International conferences: Late Stalinism and Khrushchev’s epoch come into focus in St. Petersburg

7 October 2010

On October 7-8 2010 the St. Petersburg State University will hold an International scientific conference “Late Stalinism and the Epoch of N.S. Khrushchev in the Soviet Union: 2nd half 1940s – 1st half 1960s”.

The conference will attract prominent historians from Russia, the United States, Canada, the UK, Germany, representing about 20 various (including academic) scientific and educational institutions.

Participants of the conference aim to cover a wide range of issues dealing with contradictory post-war history of the Soviet Union (“late Stalinism”) and time of N.S. Khrushchev. They are going to launch an analysis of methods, used by Stalin in late 1940s to suppress his closest companions in arms, and study the course of reorganizations, undertaken by his successors in the first days and months after the leader’s death.

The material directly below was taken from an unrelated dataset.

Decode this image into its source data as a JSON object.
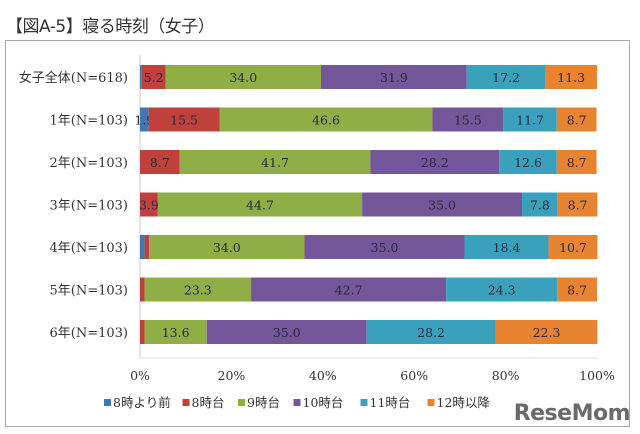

At the conference the spotlight will be turned on problems of De-Stalinization (process of eliminating the cult of personality and Stalinist political system created by Joseph Stalin) of Soviet society, and on the struggle with corruption and other crimes. Together with an analysis of social and economic reforms, carried out in the country, major Russian and foreign historians will define characteristics of an everyday life of the country during the Khrushchev Thaw.